La situación política nicaragüense ha generado críticas internacionales durante los últimos años por denuncias relacionadas con restricciones a la oposición, limitaciones a organizaciones civiles y cuestionamientos sobre las garantías electorales. Organismos internacionales han expresado preocupación por el debilitamiento de los espacios de participación política en el país.
El debate aumentó luego de recientes declaraciones del presidente Daniel Ortega, quien afirmó que en Nicaragua no volvería a existir un proceso electoral como mecanismo para alcanzar el poder, una postura que provocó reacciones de rechazo desde sectores opositores y organismos defensores de la democracia.
Los grupos opositores en el exilio señalaron que la comunidad internacional debe incrementar la presión diplomática y aplicar los instrumentos regionales disponibles para responder a la situación política que enfrenta Nicaragua. Entre sus solicitudes está la activación de la Carta Democrática Interamericana, mecanismo utilizado por la OEA ante alteraciones del orden democrático en los países miembros.
Los opositores argumentan que las actuales condiciones impiden una participación política equilibrada y que la falta de garantías electorales representa un obstáculo para una transición democrática. Por ello, pidieron que los gobiernos americanos coordinen acciones frente a lo que consideran una ruptura de los principios democráticos regionales.

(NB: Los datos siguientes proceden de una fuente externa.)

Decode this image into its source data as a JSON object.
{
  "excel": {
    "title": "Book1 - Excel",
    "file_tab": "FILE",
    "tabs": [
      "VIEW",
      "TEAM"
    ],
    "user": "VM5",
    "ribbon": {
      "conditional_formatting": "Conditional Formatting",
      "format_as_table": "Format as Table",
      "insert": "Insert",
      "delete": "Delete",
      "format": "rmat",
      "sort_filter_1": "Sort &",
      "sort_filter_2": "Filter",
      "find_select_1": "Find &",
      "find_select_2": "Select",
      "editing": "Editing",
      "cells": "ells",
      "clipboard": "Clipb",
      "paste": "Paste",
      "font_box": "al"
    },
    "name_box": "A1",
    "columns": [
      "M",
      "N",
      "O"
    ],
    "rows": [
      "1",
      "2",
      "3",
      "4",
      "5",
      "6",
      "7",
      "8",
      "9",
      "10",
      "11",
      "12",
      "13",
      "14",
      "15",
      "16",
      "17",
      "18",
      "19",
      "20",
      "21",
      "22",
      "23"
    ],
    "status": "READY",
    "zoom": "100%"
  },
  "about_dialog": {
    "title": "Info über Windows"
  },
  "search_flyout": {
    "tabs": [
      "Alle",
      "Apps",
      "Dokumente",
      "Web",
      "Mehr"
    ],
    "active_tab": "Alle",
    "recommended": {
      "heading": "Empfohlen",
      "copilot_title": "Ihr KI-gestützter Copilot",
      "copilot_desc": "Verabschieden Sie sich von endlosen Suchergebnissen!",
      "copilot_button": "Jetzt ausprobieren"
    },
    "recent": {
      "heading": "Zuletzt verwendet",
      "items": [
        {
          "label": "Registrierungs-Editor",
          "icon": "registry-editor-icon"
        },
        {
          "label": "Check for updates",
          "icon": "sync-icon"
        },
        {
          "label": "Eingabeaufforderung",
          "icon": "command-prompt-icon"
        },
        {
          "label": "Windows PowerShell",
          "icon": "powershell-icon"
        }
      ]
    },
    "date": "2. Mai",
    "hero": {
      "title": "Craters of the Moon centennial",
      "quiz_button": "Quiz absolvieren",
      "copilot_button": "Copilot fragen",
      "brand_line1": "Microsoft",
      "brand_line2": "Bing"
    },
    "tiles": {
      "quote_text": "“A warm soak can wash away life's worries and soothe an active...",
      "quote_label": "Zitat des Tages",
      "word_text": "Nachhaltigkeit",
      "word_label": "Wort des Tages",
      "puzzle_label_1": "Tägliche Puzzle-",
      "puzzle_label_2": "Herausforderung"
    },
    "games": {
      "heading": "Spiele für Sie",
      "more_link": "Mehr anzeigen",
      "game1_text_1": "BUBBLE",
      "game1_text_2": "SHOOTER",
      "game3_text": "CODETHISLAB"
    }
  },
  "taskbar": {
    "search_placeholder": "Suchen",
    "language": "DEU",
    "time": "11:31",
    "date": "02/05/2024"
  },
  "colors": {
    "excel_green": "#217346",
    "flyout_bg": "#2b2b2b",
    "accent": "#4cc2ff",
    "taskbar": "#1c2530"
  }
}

La solicitud ocurre en medio de una creciente atención internacional sobre Nicaragua, donde organizaciones de derechos humanos han advertido sobre restricciones a libertades civiles y políticas. El alto comisionado de Naciones Unidas para los Derechos Humanos también expresó preocupación por el cierre de espacios de participación y el aumento de medidas contra sectores críticos del gobierno.
Analistas internacionales consideran que el escenario nicaragüense continuará siendo un punto de tensión dentro de la agenda hemisférica, debido a las diferencias entre quienes respaldan al gobierno de Managua y quienes exigen mayores garantías democráticas.